Rafle du 8 mars 2014, Lettre ouverte à Mme Najat Vallaud-Belkacem

Ministre des Droits des Femmes et Porte-parole du Gouvernement.
Madame,
C’est avec colère que nous avons appris, à peine quelques heures après que se soient achevées des manifestations féministes, partout en France, à l’occasion du 8 mars, journée internationale des droits des femmes, que plusieurs dizaines de femmes, travailleuses du sexe, ont été arrêtées lors d’une gigantesque rafle conduite dans le bois de Boulogne.
Vous n’êtes pas sans savoir que ce type d’opération est devenu très fréquent ces derniers temps, avec son lot d’irrégularités et d’abus ; pour rappel, le 10 décembre 2013, c’étaient 12 travailleuses du sexe de nationalité chinoise qui avaient été arrêtées à leur domicile, dont la moitié d’entre elles conduites en centre de rétention administrative en attendant d’être expulsées du territoire français.
Depuis votre arrivée au gouvernement, vous n’avez cessé de vous réclamer et d’agir en fonction d’une idéologie – l’abolitionnisme – qui aurait au cœur de sa motivation la protection des personnes – notamment des femmes – qui vendent des services sexuels.

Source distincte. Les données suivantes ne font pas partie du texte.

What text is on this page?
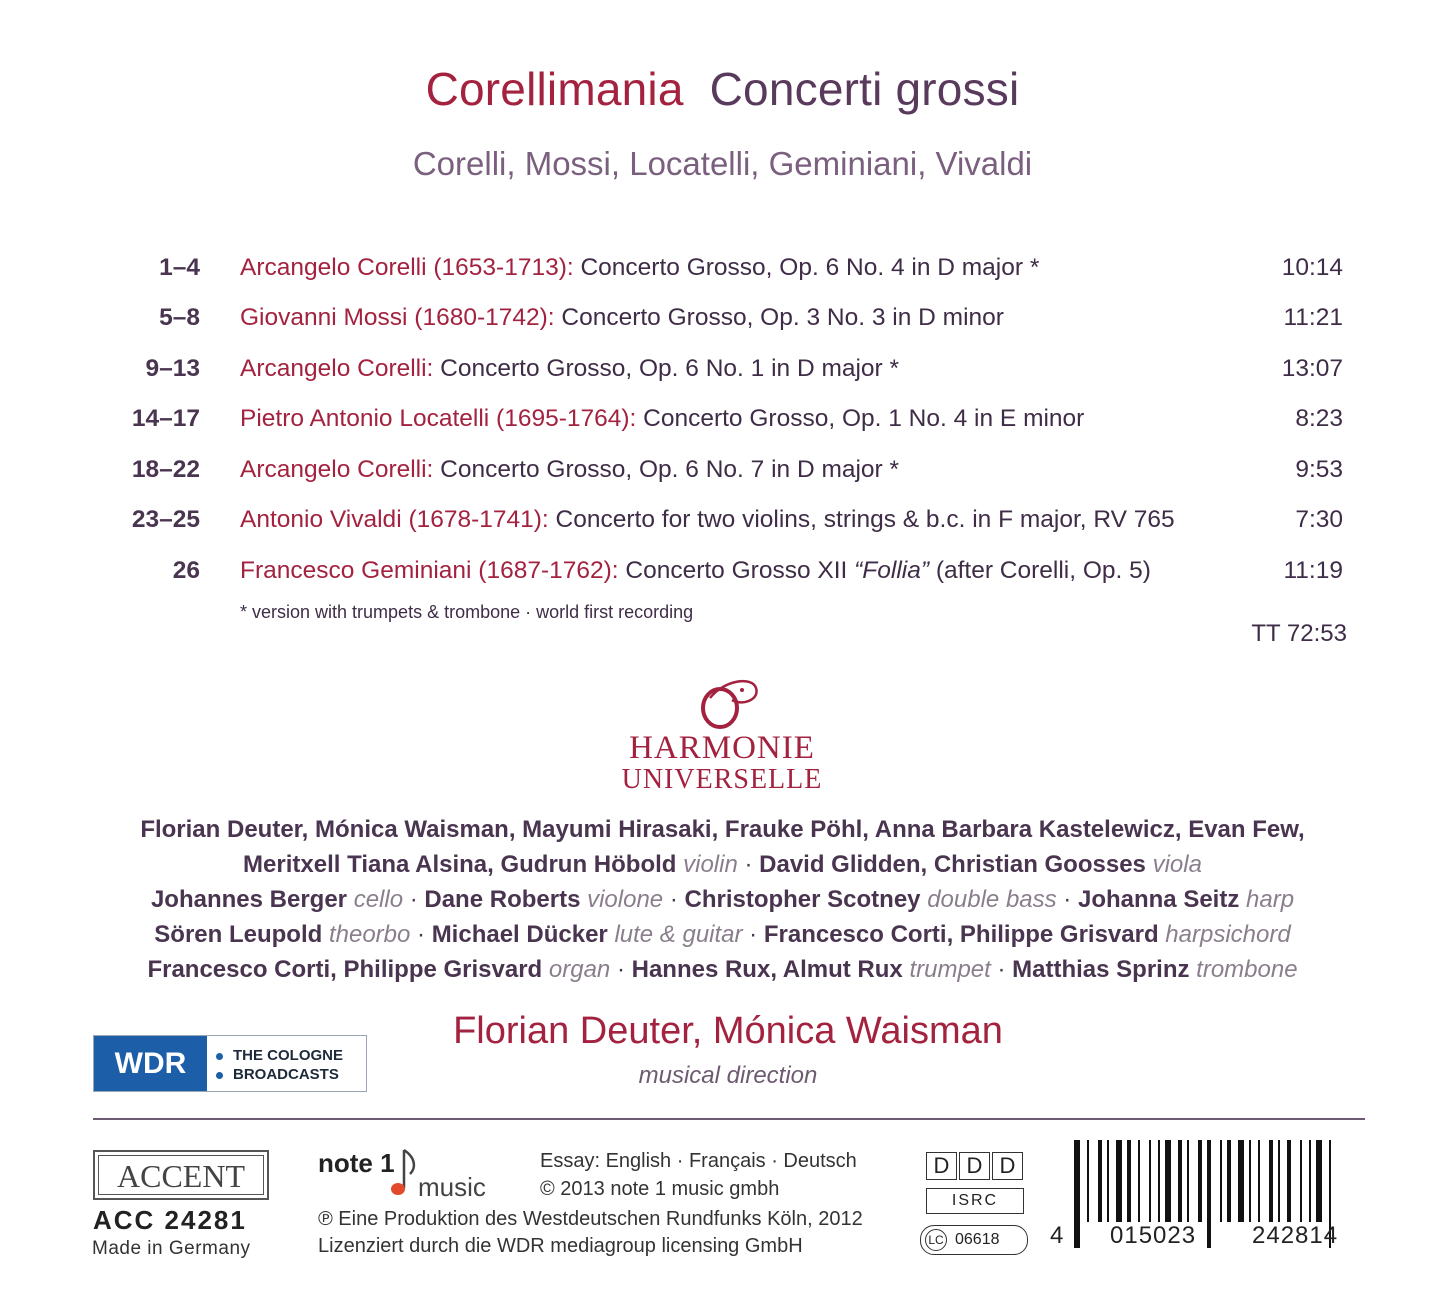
Corellimania Concerti grossi
Corelli, Mossi, Locatelli, Geminiani, Vivaldi
1–4 Arcangelo Corelli (1653-1713): Concerto Grosso, Op. 6 No. 4 in D major *	10:14
5–8 Giovanni Mossi (1680-1742): Concerto Grosso, Op. 3 No. 3 in D minor	11:21
9–13 Arcangelo Corelli: Concerto Grosso, Op. 6 No. 1 in D major *	13:07
14–17 Pietro Antonio Locatelli (1695-1764): Concerto Grosso, Op. 1 No. 4 in E minor	8:23
18–22 Arcangelo Corelli: Concerto Grosso, Op. 6 No. 7 in D major *	9:53
23–25 Antonio Vivaldi (1678-1741): Concerto for two violins, strings & b.c. in F major, RV 765	7:30
26 Francesco Geminiani (1687-1762): Concerto Grosso XII “Follia” (after Corelli, Op. 5)	11:19
* version with trumpets & trombone · world first recording
TT 72:53
HARMONIE
UNIVERSELLE
Florian Deuter, Mónica Waisman, Mayumi Hirasaki, Frauke Pöhl, Anna Barbara Kastelewicz, Evan Few,
Meritxell Tiana Alsina, Gudrun Höbold violin · David Glidden, Christian Goosses viola
Johannes Berger cello · Dane Roberts violone · Christopher Scotney double bass · Johanna Seitz harp
Sören Leupold theorbo · Michael Dücker lute & guitar · Francesco Corti, Philippe Grisvard harpsichord
Francesco Corti, Philippe Grisvard organ · Hannes Rux, Almut Rux trumpet · Matthias Sprinz trombone
WDR	THE COLOGNE
BROADCASTS
Florian Deuter, Mónica Waisman
musical direction
ACCENT
ACC 24281
Made in Germany
note 1
music
Essay: English · Français · Deutsch
© 2013 note 1 music gmbh
℗ Eine Produktion des Westdeutschen Rundfunks Köln, 2012
Lizenziert durch die WDR mediagroup licensing GmbH
D D D
ISRC
LC 06618 4 015023 242814
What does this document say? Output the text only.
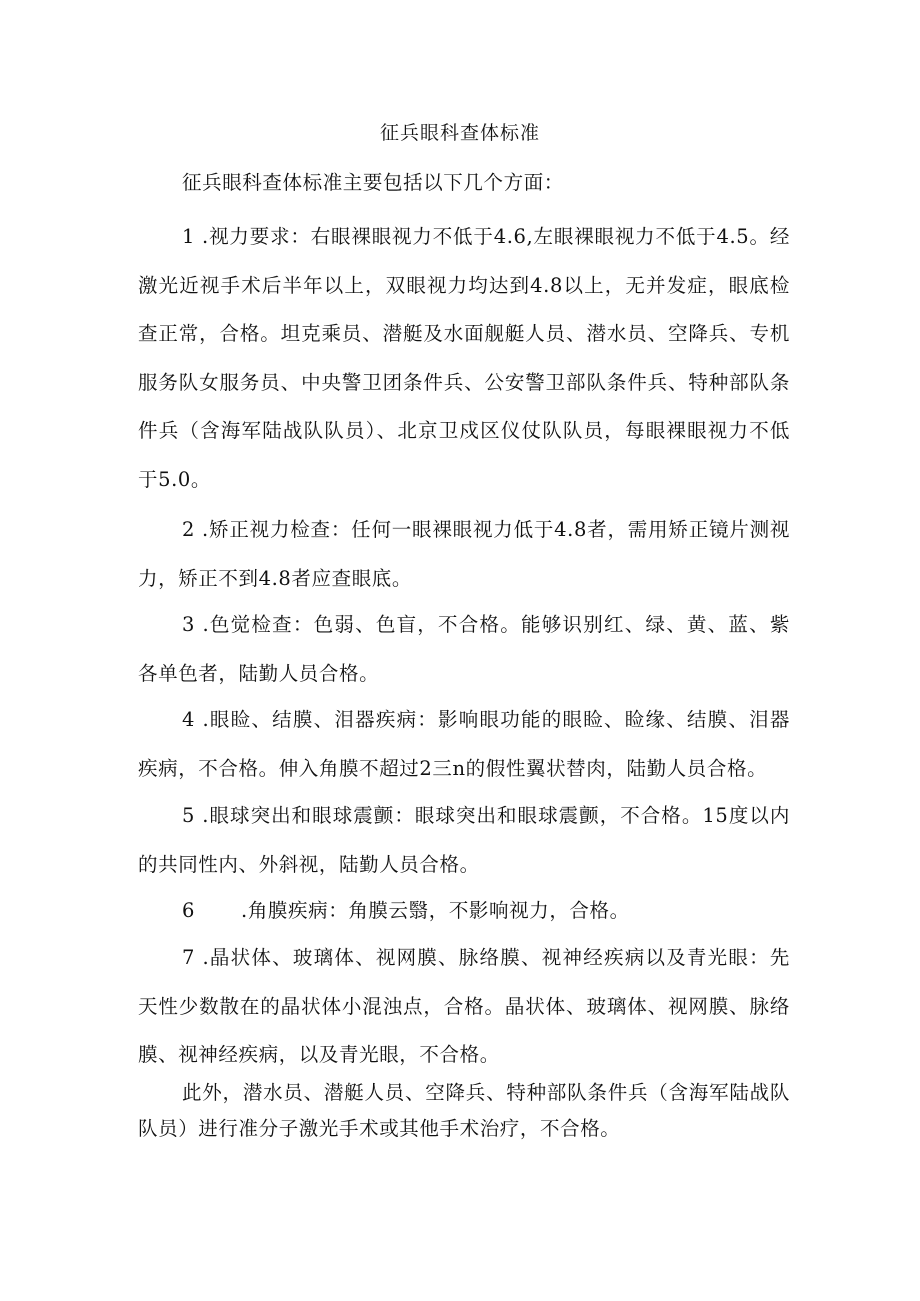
征兵眼科查体标准

征兵眼科查体标准主要包括以下几个方面：

1 .视力要求：右眼裸眼视力不低于4.6,左眼裸眼视力不低于4.5。经激光近视手术后半年以上，双眼视力均达到4.8以上，无并发症，眼底检查正常，合格。坦克乘员、潜艇及水面舰艇人员、潜水员、空降兵、专机服务队女服务员、中央警卫团条件兵、公安警卫部队条件兵、特种部队条件兵（含海军陆战队队员）、北京卫戍区仪仗队队员，每眼裸眼视力不低于5.0。

2 .矫正视力检查：任何一眼裸眼视力低于4.8者，需用矫正镜片测视力，矫正不到4.8者应查眼底。

3 .色觉检查：色弱、色盲，不合格。能够识别红、绿、黄、蓝、紫各单色者，陆勤人员合格。

4 .眼睑、结膜、泪器疾病：影响眼功能的眼睑、睑缘、结膜、泪器疾病，不合格。伸入角膜不超过2三n的假性翼状替肉，陆勤人员合格。

5 .眼球突出和眼球震颤：眼球突出和眼球震颤，不合格。15度以内的共同性内、外斜视，陆勤人员合格。

6 .角膜疾病：角膜云翳，不影响视力，合格。

7 .晶状体、玻璃体、视网膜、脉络膜、视神经疾病以及青光眼：先天性少数散在的晶状体小混浊点，合格。晶状体、玻璃体、视网膜、脉络膜、视神经疾病，以及青光眼，不合格。

此外，潜水员、潜艇人员、空降兵、特种部队条件兵（含海军陆战队队员）进行准分子激光手术或其他手术治疗，不合格。
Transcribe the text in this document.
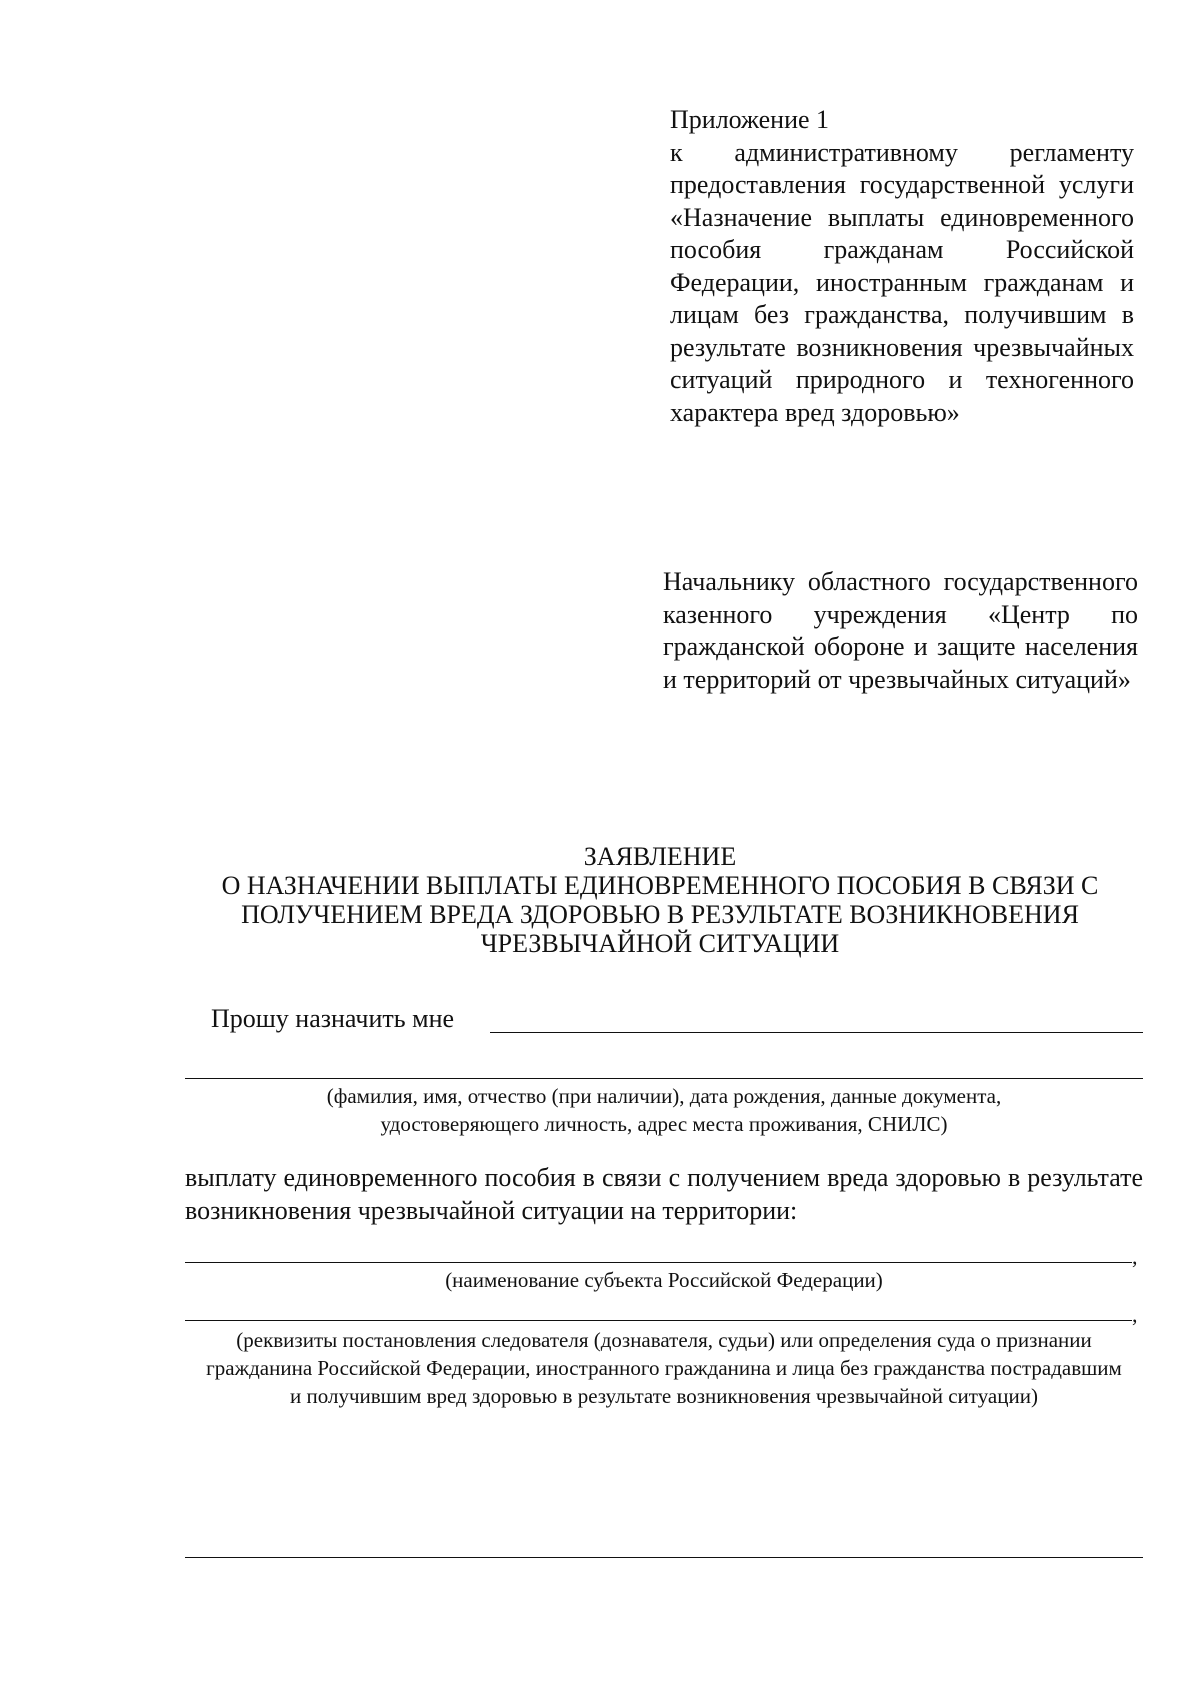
Приложение 1
к административному регламенту предоставления государственной услуги «Назначение выплаты единовременного пособия гражданам Российской Федерации, иностранным гражданам и лицам без гражданства, получившим в результате возникновения чрезвычайных ситуаций природного и техногенного характера вред здоровью»
Начальнику областного государственного казенного учреждения «Центр по гражданской обороне и защите населения и территорий от чрезвычайных ситуаций»
ЗАЯВЛЕНИЕ
О НАЗНАЧЕНИИ ВЫПЛАТЫ ЕДИНОВРЕМЕННОГО ПОСОБИЯ В СВЯЗИ С ПОЛУЧЕНИЕМ ВРЕДА ЗДОРОВЬЮ В РЕЗУЛЬТАТЕ ВОЗНИКНОВЕНИЯ ЧРЕЗВЫЧАЙНОЙ СИТУАЦИИ
Прошу назначить мне
(фамилия, имя, отчество (при наличии), дата рождения, данные документа,
удостоверяющего личность, адрес места проживания, СНИЛС)
выплату единовременного пособия в связи с получением вреда здоровью в результате возникновения чрезвычайной ситуации на территории:
,
(наименование субъекта Российской Федерации)
,
(реквизиты постановления следователя (дознавателя, судьи) или определения суда о признании гражданина Российской Федерации, иностранного гражданина и лица без гражданства пострадавшим и получившим вред здоровью в результате возникновения чрезвычайной ситуации)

Pourtant, alors que cela fait plus de deux ans maintenant que vous êtes au gouvernement, tout ce que l’on a pu constater est votre volonté d’entraver l’abolition du délit de racolage public, soit en soutenant les associations membres du collectif abolition 2012 qui s’étaient opposées à la proposition de loi de Mme Esther Benbassa allant en ce sens, soit en soutenant un projet de loi qui ne vise qu’à échanger le délit de racolage public avec celui de recours à la prostitution, sans davantage garantir le respect des droits des travailleuses du sexe. Certes, dès votre arrivée au gouvernement, vous manifestiez votre volonté de travailler avec M. Manuel Valls sur la question de la prostitution. Celui-ci s’étant distingué par le nombre de mesures d’expulsion mises à exécution depuis son arrivée au Ministère, les rafles régulières qui, sous couvert de lutte contre les « réseaux d’exploitation », ne conduisent qu’à une répression directe des travailleuses du sexe et à l’expulsion de celles en situation irrégulière, ne nous étonnent donc pas. Pour autant, nous ne pouvons continuer d’accepter ce double-discours. Nous ne pouvons accepter que nos collègues se fassent expulser au nom d’une lutte pour notre protection.
Parce que malgré nos profondes divergences sur les solutions à mettre en œuvre pour protéger les travailleuses du sexe de l’exploitation, nous sommes persuadées que vous ne pouvez approuver que des dizaines de femmes soient quotidiennement harcelées par les forces de l’ordre. Parce qu’à moins de considérer que les putes ne sont pas des femmes, vous ne pouvez que vous insurger contre la rafle de ce samedi à Boulogne, nous vous demandons, Madame la Ministre, d’émettre dès aujourd’hui une position claire sur le traitement que votre gouvernement compte réserver aux travailleuses du sexe en situation irrégulière dans les semaines à venir. Nous vous demandons également, dès aujourd’hui, de prendre position contre les rafles et expulsions qui visent les travailleuses du sexe. Surtout, nous vous demandons quels moyens concrets comptez-vous mettre en œuvre, dès aujourd’hui, pour que ces rafles et expulsions cessent, non seulement à Paris, mais dans la France entière.
En vous souhaitant bonne réception de ce courrier, et dans l’attente d’une réponse claire à nos questions,
nous vous prions d’agréer, Madame la Ministre et porte-parole du gouvernement, nos salutations.
Le STRASS, Syndicat du travail sexuel.